Background: Inflammatory arthritis (IA) is a common adverse event following treatment with immune checkpoint inhibitors. The absence of antibodies in IA and clinical disparities between IA and rheumatoid arthritis (RA) imply disease heterogeneity and distinct underlying immunopathological mechanisms, which remain elusive.

Objectives: We aimed to comprehensively characterize the immunophenotype of synovial fluid and peripheral blood of patients with active PD-1-IA, patients with PD-1-IA in remission, patients with seropositive RA and healthy controls (HCs).

Methods: We profile CD45 ⁺ hematopoietic cells from the peripheral blood or synovial fluid (SF) of patients with PD-1-induced IA (PD-1-IA) or RA using single-cell RNA sequencing and validate using Flow cytometry, ELISA, and Chemotaxis assay.

Results: We report the predominant expansion of IL1B ^hi myeloid cells with enhanced NLRP3 inflammasome activity, in both the SF and peripheral blood of patients with PD-1-IA, but not RA. IL1B ^hi macrophages in the SF of PD-1-IA shared similar inflammatory signatures and might originate from IL1B ^hi monocytes in the peripheral blood. We also observed a significant accumulation of an exhausted CD8 ⁺ T-cell population in the SF of PD-1-IA patients. IL1B ^hi myeloid cells orchestrated cell communication with exhausted CD8 ⁺ T cells possibly via the CCR1-CCL5/CCL3 and CXCL10-CXCR3 axes.

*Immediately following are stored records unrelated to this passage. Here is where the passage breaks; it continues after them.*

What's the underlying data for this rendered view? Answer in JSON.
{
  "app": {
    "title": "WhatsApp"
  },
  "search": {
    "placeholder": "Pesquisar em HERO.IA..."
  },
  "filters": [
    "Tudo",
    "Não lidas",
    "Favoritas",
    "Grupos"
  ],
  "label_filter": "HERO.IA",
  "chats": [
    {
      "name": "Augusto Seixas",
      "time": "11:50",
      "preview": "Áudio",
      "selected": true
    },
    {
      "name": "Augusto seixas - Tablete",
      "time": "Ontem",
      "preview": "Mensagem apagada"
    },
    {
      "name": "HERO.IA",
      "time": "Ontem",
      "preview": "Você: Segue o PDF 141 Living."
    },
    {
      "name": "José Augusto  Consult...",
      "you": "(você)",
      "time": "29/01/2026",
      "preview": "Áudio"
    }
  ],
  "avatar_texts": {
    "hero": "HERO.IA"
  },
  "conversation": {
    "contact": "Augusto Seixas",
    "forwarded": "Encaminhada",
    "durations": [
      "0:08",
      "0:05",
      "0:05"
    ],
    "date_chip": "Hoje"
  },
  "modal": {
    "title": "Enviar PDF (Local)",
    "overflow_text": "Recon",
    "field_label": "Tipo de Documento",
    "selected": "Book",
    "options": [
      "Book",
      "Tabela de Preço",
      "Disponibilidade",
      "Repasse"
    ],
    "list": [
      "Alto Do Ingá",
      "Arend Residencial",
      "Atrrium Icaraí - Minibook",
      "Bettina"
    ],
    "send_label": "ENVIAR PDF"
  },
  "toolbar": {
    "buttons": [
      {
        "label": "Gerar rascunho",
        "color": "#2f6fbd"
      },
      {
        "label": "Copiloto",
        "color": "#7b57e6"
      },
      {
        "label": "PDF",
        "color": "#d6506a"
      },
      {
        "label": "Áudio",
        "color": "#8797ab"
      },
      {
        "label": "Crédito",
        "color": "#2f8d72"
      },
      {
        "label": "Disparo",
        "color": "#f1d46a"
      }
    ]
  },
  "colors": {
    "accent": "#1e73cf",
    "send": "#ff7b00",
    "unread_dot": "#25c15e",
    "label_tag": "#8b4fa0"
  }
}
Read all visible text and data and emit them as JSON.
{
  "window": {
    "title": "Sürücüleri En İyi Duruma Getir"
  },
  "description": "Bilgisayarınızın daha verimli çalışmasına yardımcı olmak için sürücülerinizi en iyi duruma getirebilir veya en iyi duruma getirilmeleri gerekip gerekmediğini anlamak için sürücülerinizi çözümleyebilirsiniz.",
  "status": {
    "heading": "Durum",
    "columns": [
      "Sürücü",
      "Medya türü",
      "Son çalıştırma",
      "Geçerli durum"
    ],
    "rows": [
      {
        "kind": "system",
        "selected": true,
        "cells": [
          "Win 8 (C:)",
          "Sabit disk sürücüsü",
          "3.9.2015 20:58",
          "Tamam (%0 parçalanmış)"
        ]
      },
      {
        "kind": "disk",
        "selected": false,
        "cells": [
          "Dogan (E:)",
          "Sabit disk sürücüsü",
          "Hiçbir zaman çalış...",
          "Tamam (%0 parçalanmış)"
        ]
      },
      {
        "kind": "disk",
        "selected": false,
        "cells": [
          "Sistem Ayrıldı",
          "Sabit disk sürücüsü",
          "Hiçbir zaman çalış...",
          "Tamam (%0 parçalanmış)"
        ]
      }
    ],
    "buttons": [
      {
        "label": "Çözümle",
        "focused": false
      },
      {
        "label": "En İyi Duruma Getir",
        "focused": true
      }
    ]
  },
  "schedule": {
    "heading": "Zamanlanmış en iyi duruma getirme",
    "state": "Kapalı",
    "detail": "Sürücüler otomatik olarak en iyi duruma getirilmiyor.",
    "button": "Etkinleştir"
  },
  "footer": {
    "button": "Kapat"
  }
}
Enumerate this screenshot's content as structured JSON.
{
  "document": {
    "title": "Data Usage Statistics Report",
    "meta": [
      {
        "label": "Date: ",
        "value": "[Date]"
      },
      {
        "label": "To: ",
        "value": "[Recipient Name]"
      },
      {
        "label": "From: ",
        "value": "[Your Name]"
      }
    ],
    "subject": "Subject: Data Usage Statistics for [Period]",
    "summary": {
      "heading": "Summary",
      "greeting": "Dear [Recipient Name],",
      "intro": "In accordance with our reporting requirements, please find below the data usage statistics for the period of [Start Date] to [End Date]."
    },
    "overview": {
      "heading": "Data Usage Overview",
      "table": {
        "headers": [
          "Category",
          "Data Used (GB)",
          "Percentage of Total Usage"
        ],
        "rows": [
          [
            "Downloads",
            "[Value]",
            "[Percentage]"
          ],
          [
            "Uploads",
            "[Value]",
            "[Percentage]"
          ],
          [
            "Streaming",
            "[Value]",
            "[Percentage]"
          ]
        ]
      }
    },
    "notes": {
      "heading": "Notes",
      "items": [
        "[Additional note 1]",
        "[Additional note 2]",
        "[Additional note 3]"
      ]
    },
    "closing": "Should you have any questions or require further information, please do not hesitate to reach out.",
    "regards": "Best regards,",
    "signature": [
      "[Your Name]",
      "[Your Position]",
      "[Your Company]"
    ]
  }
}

Conclusion: Collectively, these results provide evidence of different cellular and molecular pathways in PD-1-IA and RA and highlight the importance of IL1B ^hi macrophages as a therapeutic target in PD-1-IA.

Figure 1.

Graphical summary of this study. In IA, synovial IL1B ^hi macrophages, likely originating from peripheral IL1Bhi CD14+ monocytes, communicate with exhausted CD8 ⁺ T cells through the CCR1-CCL5/CCL3 and CXCL10-CXCR3 axes (right). This interaction may play a key role in PD-1-IA pathogenesis but not in RA (left).

RA, rheumatoid arthritis. IA, inflammatory arthritis. MΦ, macrophage. Mono, monocyte. Tex, exausted T cell. CTL, cytotoxic T cell.

REFERENCES: [1] Postow MA, Sidlow R, Hellmann MD. Immune-Related Adverse Events Associated with Immune Checkpoint Blockade. N Engl J Med 378 , 158-168 (2018).

[2] Calabrese LH, Calabrese C, Cappelli LC. Rheumatic immune-related adverse events from cancer immunotherapy. Nat Rev Rheumatol 14 , 569-579 (2018).

[3] Zhou X , et al. Treatment-related adverse events of PD-1 and PD-L1 inhibitor-based combination therapies in clinical trials: a systematic review and meta-analysis. Lancet Oncol 22 , 1265-1274 (2021).

[4] Braaten TJ , et al. Immune checkpoint inhibitor-induced inflammatory arthritis persists after immunotherapy cessation. Ann Rheum Dis 79 , 332-338 (2020).

[5] Kostine M , et al. EULAR points to consider for the diagnosis and management of rheumatic immune-related adverse events due to cancer immunotherapy with checkpoint inhibitors. Ann Rheum Dis 80 , 36-48 (2021).

[6] Thompson JA , et al. Management of Immunotherapy-Related Toxicities, Version 1.2022, NCCN Clinical Practice Guidelines in Oncology. Journal of the National Comprehensive Cancer Network: JNCCN 20 , 387-405 (2022).

[7] Faje AT , et al. High-dose glucocorticoids for the treatment of ipilimumab-induced hypophysitis is associated with reduced survival in patients with melanoma. Cancer 124 , 3706-3714 (2018).

[8] van Not OJ , et al. Association of Immune-Related Adverse Event Management With Survival in Patients With Advanced Melanoma. JAMA Oncol , (2022).

[9] Wu T , et al. clusterProfiler 4.0: A universal enrichment tool for interpreting omics data. Innovation (Camb ) 2 , 100141 (2021).

Acknowledgements: NIL.

Disclosure of Interests: None declared.